Usulan ini disampaikan sebagai langkah tegas untuk menekan maraknya aksi tawuran yang kembali mencuat di Jakarta pada awal tahun 2026.
"Tawuran ini adalah perilaku yang menular. Karena itu, setiap keluarga harus berperan aktif untuk memastikan anggotanya tidak menjadi pelaku tawuran," ungkap Justin.
Awal Tahun Diwarnai Gelombang Tawuran
Justin menyebut bahwa dalam dua hari berturut-turut di awal Januari 2026, terjadi gelombang tawuran di sejumlah titik di Jakarta.
Beberapa lokasi yang disorot antara lain Manggarai, Klender, dan Ciracas.
Ia menilai fenomena ini mencerminkan kurangnya kepedulian keluarga dalam mendidik dan mengawasi anggotanya agar tidak terlibat dalam aksi kekerasan.
"Pemprov DKI perlu menunjukkan ketegasan. Masalah ini sudah terjadi berulangkali dan semakin larut tanpa adanya serangkaian solusi konkret yang bisa menyelesaikannya secara tuntas," ujarnya.
Justin mengusulkan agar Dinas Sosial DKI Jakarta melakukan evaluasi menyeluruh terhadap penerima bansos, khususnya keluarga yang diketahui anggotanya ikut dalam tawuran.
Ia menilai selama ini tidak ada sanksi nyata bagi keluarga pelaku, sehingga banyak yang bersikap abai.

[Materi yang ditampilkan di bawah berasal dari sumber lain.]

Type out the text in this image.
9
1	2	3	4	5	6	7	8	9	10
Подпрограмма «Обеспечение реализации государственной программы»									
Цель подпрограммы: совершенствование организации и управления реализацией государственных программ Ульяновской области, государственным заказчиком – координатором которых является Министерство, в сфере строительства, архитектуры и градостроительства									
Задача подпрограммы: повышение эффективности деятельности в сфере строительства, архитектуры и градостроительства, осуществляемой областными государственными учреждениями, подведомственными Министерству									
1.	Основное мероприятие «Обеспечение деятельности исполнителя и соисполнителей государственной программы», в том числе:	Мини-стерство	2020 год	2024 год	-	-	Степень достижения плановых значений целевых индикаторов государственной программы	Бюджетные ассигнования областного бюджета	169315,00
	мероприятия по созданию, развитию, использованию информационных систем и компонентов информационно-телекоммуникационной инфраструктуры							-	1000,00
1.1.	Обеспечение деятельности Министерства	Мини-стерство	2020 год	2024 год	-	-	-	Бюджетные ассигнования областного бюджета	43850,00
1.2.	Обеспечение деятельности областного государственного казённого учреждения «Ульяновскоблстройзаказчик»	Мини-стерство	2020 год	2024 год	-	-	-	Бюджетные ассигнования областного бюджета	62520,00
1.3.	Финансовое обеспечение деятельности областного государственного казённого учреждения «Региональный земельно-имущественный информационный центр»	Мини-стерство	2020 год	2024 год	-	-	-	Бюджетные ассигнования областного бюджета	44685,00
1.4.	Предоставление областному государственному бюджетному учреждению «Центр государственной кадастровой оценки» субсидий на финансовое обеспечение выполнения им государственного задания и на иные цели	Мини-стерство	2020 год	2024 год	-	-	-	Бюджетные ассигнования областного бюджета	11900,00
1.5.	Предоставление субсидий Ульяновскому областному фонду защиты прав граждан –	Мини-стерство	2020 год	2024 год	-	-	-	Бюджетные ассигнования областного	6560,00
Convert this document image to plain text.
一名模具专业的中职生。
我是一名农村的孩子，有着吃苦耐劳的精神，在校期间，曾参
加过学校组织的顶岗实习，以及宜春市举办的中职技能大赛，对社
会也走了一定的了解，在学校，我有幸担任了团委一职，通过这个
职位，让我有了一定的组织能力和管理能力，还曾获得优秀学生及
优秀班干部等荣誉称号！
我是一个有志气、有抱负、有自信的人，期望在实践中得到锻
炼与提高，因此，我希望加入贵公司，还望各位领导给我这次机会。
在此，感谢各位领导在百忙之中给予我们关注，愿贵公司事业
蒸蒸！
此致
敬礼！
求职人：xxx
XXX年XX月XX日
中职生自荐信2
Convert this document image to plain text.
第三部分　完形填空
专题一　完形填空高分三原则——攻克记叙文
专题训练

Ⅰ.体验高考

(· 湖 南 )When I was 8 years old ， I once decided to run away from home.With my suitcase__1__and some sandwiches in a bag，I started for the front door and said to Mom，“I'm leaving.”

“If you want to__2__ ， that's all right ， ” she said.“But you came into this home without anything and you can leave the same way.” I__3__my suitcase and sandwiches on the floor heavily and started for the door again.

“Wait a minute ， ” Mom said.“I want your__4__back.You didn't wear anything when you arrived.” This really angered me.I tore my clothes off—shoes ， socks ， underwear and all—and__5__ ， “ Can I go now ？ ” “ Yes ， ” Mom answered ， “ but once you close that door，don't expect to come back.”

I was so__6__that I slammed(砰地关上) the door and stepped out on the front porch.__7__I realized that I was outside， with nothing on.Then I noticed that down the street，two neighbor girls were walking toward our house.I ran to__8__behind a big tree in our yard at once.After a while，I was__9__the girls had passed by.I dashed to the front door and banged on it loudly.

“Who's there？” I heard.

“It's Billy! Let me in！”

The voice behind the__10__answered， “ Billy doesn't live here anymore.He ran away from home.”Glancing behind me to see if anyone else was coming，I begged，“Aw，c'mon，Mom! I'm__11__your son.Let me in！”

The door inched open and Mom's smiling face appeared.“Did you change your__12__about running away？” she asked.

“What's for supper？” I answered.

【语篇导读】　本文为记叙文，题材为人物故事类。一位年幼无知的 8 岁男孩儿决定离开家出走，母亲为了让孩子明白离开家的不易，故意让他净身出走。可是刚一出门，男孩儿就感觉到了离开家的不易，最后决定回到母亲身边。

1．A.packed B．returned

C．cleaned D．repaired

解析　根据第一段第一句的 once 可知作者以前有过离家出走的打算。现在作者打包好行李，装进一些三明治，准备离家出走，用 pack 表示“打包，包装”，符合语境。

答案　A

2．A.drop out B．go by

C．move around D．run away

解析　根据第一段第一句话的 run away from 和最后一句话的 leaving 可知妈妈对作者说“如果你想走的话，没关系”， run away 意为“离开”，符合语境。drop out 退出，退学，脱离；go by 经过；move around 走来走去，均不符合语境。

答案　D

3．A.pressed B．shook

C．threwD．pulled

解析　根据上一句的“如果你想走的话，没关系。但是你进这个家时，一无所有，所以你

Kritik Terhadap Penanganan yang Terlalu Lunak
Menurut Justin, pendekatan penanganan pelaku tawuran masih terlalu lunak.
Ia menyoroti bahwa pelaku yang ditangkap hanya dikembalikan kepada orang tua secara simbolis, tanpa efek jera yang nyata.
"Bansos ini adalah keringat rakyat Jakarta. Sebaiknya tidak diberikan kepada mereka yang tidak berpartisipasi menjadi warga Jakarta yang baik," tegasnya.
Sebelumnya, polisi sempat menggunakan gas air mata untuk membubarkan aksi tawuran di kawasan Terowongan Manggarai, Jalan Dr Soepomo, Tebet, Jakarta Selatan, pada Jumat (2/1) sekitar pukul 15.00 WIB.
"Iya pakai gas air mata biar cepat bubar," ujar petugas kepolisian di lokasi.
Tindakan tersebut diambil demi menjaga situasi tetap kondusif dan menghindari gangguan bagi pengguna jalan.
"Biar cepat bubar dan tidak mengganggu masyarakat pengguna jalan," tambahnya.